Aceh Utara – Kepala Staf TNI Angkatan Darat (Kasad) meresmikan pembangunan 200 unit Jembatan Garuda Merah Putih serta sejumlah jembatan lainnya, seperti jembatan gantung, jembatan perintis, dan jembatan Aramco. Peresmian dipusatkan di Gampong Lhok Kuyun, Kecamatan Sawang, Kabupaten Aceh Utara, Senin (9/3/2026).
Dalam kegiatan tersebut, Kasad didampingi Pangdam Iskandar Muda , Bupati Aceh Utara , Danrem 011/Lilawangsa , serta Komandan Kodim 0103/Aceh Utara Letkol Arh Jamal Dani Arifin. Kehadiran para pimpinan TNI dan pemerintah daerah tersebut menunjukkan sinergi dalam upaya mempercepat pemulihan wilayah yang terdampak bencana banjir.
Pembangunan ratusan jembatan itu merupakan bagian dari program TNI Angkatan Darat untuk membantu daerah yang terdampak bencana di tiga provinsi, yakni Aceh, Sumatera Barat, dan Sumatera Utara. Keberadaan jembatan tersebut diharapkan dapat mempermudah mobilitas masyarakat, terutama petani, pelajar, dan warga yang setiap hari harus melintasi sungai untuk menjalankan aktivitas.
Kasad Jenderal TNI Maruli Simanjuntak menyampaikan bahwa pembangunan jembatan menjadi salah satu prioritas dalam membantu masyarakat di wilayah terdampak bencana. Ia menargetkan hingga Agustus 2026 sebanyak 480 jembatan gantung dapat dibangun di berbagai daerah yang terdampak banjir di tiga provinsi tersebut.
“Kami akan terus melakukan pengawasan bersama pemerintah untuk memastikan kekokohan jembatan ini, karena program ini merupakan bagian dari kebijakan Presiden ,” ujar Kasad.
Sementara itu, Komandan Kodim 0103/Aceh Utara Letkol Arh Jamal Dani Arifin menyampaikan rasa syukur atas peresmian jembatan tersebut. Menurutnya, kehadiran Jembatan Garuda Merah Putih diharapkan dapat membantu masyarakat dalam menjalankan aktivitas sehari-hari.

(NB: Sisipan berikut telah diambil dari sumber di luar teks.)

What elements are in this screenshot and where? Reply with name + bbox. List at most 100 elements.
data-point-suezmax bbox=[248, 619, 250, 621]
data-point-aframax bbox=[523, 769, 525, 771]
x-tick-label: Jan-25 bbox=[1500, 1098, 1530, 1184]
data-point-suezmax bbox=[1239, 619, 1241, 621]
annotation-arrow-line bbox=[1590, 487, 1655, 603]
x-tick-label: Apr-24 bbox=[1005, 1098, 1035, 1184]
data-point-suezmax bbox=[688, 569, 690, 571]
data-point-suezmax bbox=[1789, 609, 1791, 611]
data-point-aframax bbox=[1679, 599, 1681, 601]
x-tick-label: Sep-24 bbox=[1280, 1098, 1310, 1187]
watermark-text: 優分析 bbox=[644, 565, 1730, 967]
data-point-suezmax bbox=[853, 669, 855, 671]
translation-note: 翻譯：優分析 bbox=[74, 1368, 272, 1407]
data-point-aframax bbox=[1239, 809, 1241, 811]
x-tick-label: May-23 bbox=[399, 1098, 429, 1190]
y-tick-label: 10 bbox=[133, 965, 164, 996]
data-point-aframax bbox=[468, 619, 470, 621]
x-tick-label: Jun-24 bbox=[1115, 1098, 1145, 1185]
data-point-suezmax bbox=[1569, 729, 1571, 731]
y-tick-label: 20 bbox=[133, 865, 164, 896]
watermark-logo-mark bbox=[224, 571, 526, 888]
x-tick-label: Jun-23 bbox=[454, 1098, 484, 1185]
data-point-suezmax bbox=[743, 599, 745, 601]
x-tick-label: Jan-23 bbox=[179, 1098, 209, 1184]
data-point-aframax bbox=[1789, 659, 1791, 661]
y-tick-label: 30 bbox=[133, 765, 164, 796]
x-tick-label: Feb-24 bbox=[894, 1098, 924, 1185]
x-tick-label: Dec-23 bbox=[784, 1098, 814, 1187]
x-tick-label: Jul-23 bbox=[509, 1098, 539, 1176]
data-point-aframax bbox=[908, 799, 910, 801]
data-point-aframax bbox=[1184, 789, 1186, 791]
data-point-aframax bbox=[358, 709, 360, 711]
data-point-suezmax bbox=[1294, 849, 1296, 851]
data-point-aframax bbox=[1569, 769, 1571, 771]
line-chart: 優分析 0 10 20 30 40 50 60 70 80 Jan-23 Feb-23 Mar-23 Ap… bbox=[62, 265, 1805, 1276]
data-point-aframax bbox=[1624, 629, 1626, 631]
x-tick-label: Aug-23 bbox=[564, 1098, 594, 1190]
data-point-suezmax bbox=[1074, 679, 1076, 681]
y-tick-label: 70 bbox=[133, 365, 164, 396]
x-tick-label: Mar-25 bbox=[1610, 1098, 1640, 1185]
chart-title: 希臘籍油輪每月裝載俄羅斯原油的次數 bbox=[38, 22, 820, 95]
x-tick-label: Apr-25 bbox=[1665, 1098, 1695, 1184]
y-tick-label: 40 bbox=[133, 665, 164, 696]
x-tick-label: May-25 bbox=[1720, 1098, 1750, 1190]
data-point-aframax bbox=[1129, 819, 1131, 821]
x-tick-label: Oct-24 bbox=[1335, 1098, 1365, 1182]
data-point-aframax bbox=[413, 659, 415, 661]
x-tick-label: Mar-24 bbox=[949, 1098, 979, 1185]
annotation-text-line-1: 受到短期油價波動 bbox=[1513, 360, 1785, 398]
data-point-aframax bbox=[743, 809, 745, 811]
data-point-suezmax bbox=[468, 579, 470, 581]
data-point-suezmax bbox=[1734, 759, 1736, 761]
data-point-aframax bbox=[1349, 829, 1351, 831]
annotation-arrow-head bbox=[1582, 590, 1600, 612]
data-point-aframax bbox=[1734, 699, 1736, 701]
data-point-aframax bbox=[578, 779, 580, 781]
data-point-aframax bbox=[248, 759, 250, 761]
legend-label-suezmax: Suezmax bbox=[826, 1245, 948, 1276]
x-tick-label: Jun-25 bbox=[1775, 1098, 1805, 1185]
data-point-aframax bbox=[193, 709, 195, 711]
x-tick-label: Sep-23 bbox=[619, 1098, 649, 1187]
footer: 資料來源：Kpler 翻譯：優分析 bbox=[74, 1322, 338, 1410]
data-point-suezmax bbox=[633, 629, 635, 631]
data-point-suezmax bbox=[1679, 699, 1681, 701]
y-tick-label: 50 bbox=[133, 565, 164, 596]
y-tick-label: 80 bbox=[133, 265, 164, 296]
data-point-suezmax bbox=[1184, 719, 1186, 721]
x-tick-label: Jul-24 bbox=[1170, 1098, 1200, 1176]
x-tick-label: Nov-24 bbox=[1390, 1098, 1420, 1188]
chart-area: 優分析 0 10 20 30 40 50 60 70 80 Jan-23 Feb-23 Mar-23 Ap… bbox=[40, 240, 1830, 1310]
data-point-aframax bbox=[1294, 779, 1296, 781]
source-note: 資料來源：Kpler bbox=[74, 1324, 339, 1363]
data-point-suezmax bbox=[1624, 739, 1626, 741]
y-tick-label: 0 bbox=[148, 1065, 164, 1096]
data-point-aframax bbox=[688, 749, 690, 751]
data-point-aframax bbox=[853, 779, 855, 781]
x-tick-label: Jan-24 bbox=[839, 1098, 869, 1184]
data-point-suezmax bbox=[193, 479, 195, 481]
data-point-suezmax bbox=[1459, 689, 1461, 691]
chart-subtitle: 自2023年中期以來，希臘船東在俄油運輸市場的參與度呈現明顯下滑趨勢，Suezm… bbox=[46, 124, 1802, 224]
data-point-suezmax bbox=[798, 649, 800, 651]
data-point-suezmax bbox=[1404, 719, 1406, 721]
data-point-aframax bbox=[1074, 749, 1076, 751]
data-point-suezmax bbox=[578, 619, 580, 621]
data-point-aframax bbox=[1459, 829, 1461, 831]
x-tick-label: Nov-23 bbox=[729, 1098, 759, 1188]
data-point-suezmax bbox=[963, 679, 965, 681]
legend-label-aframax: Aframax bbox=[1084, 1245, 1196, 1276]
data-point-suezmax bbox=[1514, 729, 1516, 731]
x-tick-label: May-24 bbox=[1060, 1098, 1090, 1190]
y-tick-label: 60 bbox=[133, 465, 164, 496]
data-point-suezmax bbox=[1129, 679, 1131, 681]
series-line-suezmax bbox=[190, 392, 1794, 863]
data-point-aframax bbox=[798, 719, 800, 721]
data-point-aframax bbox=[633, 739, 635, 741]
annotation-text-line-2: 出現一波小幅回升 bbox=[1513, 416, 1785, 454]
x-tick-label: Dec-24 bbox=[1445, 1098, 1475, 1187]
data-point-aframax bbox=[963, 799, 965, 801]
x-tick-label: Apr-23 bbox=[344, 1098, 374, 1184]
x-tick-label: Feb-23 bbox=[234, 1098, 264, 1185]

“Alhamdulillah, dengan diresmikannya jembatan ini masyarakat dapat lebih mudah beraktivitas. Semoga jembatan ini memberi manfaat besar, terutama dalam memperlancar akses ekonomi, pendidikan, dan kegiatan sosial warga,” katanya.
Selain pembangunan jembatan, TNI AD juga terus melakukan berbagai upaya dalam mendukung pemulihan pascabencana banjir di Aceh. Di antaranya dengan mengerahkan satuan Zeni untuk membuka akses jalan yang tertutup longsor, menormalisasi aliran sungai, serta membantu membersihkan fasilitas umum seperti rumah warga, perkantoran, sekolah, musala, masjid, hingga jalan antar desa dan sarana pendidikan.
Seorang warga Kecamatan Sawang mengaku bersyukur dengan dibangunnya jembatan tersebut. Selama ini, kata dia, masyarakat sering mengalami kesulitan menyeberangi sungai ketika debit air meningkat.
“Kami sangat berterima kasih kepada TNI. Dengan adanya jembatan ini, anak-anak lebih mudah pergi ke sekolah dan warga juga lebih aman saat melintas,” ujarnya.